We live in times when ”our attention is riveted to surface noise” and silence is difficult to achieve. Even though some people live alone in enforced silence, they may not have plumbed the treasure that silence has to offer.

Christ’s words, ”Look, I am standing at the door knocking” (Rev. 3:2), call us to probe the silence and discover contemplation in its fullness.

Contemplation in its depth is about awareness of the indwelling of the Holy Spirit with which one is ‘invisibly companioned’.

This is a book which encourages us away from superfluous noise and chatter. The author tells us of St Augustine’s friend Alypius (later bishop of Thagaste), who had a ”nearly addictive relationship with the entertainment industry of the day” as modern people can have to phones, internet, email and chatter.

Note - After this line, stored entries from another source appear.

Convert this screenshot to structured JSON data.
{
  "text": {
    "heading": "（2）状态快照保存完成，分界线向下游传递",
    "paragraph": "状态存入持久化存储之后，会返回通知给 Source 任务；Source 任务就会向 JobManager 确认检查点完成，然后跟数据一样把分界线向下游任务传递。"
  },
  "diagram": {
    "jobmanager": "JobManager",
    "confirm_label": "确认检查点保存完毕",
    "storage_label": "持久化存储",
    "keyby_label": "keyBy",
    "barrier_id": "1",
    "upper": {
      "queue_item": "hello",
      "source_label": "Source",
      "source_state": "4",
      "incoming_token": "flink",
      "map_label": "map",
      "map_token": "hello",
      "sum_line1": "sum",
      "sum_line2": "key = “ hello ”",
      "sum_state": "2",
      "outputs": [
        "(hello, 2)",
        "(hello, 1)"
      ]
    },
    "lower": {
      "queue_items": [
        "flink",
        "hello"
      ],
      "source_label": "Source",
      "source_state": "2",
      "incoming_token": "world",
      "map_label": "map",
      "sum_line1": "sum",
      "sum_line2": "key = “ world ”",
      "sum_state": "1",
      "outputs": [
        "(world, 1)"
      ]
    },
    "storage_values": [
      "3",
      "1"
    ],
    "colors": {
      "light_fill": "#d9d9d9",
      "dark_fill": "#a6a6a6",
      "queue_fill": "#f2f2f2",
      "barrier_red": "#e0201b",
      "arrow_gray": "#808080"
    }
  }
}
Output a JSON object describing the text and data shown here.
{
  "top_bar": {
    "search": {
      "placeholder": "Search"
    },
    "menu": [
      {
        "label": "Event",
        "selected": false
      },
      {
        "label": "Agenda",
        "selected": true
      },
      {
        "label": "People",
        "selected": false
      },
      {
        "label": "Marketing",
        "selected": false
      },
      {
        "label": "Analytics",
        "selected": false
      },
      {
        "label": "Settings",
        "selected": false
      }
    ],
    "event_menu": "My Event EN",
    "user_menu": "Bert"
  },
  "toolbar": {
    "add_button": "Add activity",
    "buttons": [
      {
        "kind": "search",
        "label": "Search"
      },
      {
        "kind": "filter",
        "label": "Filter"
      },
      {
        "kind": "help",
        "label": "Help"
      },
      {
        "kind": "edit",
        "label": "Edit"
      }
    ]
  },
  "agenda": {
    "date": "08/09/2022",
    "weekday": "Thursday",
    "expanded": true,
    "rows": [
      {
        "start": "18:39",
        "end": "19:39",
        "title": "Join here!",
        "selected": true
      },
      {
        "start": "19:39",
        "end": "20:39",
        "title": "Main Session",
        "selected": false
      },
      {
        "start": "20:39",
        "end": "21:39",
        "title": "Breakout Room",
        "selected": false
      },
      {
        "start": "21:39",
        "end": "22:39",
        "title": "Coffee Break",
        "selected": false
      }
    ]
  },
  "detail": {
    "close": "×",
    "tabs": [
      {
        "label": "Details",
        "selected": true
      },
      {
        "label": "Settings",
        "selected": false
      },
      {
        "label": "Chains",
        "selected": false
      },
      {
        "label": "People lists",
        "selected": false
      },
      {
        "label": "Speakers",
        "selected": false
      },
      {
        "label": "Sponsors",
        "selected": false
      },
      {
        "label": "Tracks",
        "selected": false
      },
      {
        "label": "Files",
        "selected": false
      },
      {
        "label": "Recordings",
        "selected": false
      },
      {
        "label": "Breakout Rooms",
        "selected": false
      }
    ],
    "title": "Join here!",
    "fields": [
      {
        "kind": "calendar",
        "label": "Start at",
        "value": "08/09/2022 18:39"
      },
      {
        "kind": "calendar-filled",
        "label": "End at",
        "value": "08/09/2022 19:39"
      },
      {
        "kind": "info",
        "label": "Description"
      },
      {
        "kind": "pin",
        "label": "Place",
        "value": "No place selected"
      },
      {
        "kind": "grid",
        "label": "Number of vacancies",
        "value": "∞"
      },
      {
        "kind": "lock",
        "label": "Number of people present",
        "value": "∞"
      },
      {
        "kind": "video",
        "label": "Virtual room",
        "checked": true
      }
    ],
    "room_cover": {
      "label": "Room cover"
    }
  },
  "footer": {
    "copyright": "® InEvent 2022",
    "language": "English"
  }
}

Alypius was helpless in the face of his ”incredible obsession for the gladiatorial spectacles”. Our inability to be still is no different to the helplessness of Alypius in the face of his obsession. We are, and like to be, distracted from stillness which many of us regard as negative emptiness.

Martin Laird points to the very real possibility of the exciting opposite. The practice of contemplation enables us to understand what is happening to those of us who are addicted to busyness and noise.

He writes that ”in an entertainment culture such as ours the onset of boredom in prayer can come as a rather rude awakening”.

We see this in the oft proclaimed ”boredom at Mass”. The practice of contemplation enables us to understand what is happening to us when such boredom grips. When tumbling thoughts intrude on contemplation itself so overwhelmingly as to tempt us to give up, recognise ”that it’s okay for the noise to be there” and simply move to our prayer word (which he explains).

We should ”make stillness be your criterion for testing the value of everything, and choose always what contributes to it”. Martin Laird explains the process in an understanding and convincing way, leading us into the depth of the ‘sunlit absence’ of noise.